Owning Your Own Bank May Be Easier than Ever
FDIC could loosen rules for investors ready to snap up those that have failed.
With banks across the country going bust at an alarming pace, the Federal Deposit Insurance Corporation, or FDIC, is expected to loosen the rules governing private investors snapping up failed institutions. According to Bloomberg, the FDIC board meets today and may reduce the amount of capital buyers must pour into collapsed banks, making them more attractive to potential investors.
Eighty-one bank failures have cost the FDIC over $21 billion this year -- the most since the the Savings and Loan crisis of the early 1990s. Losses are piling up so quickly and depleting the deposit insurance fund so rapidly that the FDIC is considering imposing a second round of emergency fees on member institutions to keep its coffers full. Meanwhile, with announcements of bank seizures now a regularly scheduled program for the Friday evening news circuit, cash-flush investors are scouring the American banking landscape looking for opportunities.
In June, the FDIC issued a new set of proposed requirements which would have made buying troubled banks more difficult for these investors. The private equity community -- the subset of sophisticated investors most actively engaged in bidding on failed banks -- balked. The Private Equity Council, a lobbyist group, called the new rules "onerous," saying they'd greatly reduce the private sector's ability to help clean up the minefield that is the US banking system.
To be sure, the opportunities in banking have rarely looked this good. The big money center banks, namely Bank of America (BAC), JPMorgan (JPM), Citibank (C) and Wells Fargo (WFC), are scaling back everything from credit cards to construction lending to small-business loans. Services are being slashed as well, as lenders cut costs, fire staff, and eliminate offerings that could be perceived as being too risky for the new risk-averse world of American banking. In short, banks are just trying to survive; if they lose a few clients along the way, so be it.

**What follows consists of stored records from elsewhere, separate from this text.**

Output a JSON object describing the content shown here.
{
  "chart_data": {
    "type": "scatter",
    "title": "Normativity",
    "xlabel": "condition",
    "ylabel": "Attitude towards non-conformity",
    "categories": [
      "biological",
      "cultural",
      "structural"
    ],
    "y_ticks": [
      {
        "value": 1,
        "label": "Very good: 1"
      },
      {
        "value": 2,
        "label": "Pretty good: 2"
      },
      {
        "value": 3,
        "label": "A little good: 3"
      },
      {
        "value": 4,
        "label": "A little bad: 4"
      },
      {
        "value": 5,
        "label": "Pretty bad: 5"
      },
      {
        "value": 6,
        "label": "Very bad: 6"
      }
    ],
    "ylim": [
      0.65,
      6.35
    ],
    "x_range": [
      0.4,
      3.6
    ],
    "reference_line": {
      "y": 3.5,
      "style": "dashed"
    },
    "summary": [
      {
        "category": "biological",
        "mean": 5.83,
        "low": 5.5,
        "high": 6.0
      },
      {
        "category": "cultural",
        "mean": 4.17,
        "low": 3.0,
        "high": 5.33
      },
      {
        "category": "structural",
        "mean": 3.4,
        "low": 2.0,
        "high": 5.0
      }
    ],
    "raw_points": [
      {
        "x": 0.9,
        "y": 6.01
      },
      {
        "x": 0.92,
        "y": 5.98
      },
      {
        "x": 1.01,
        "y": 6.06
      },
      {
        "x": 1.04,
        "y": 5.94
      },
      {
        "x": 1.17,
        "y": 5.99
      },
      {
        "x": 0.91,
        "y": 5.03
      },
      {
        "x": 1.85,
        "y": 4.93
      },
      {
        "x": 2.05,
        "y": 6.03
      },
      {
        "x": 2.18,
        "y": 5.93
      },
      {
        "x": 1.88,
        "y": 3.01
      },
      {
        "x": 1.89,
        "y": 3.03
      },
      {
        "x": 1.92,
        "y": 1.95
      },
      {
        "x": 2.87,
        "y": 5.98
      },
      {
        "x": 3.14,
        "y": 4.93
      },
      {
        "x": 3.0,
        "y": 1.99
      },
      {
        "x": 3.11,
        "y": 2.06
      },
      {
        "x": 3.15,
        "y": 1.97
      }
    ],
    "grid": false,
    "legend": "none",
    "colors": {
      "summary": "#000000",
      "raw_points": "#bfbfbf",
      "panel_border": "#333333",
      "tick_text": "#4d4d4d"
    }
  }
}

This is where the opportunities begin. Private Equity and other investors can take over banks laden with soured loans, strike a deal with the FDIC to help unload the bad assets, and end up with a virtually clean slate. As long as they bring in the right management team, implement good loan underwriting, and reconnect with what could be an estranged client-base, the chance to remake a bank into a community-driven lending institution is huge.
As bad assets -- largely real estate and construction related -- work their way through the banking system, the opportunistic purchasing of crippled banks can help hasten an eventual stabilization and recovery in the banking system. This type of government-sanctioned investment -- not subsidies and outright intervention into the private markets -- is the stuff of sustainable economic recoveries. The FDIC would be well to support this type of healthy, market-clearing behavior.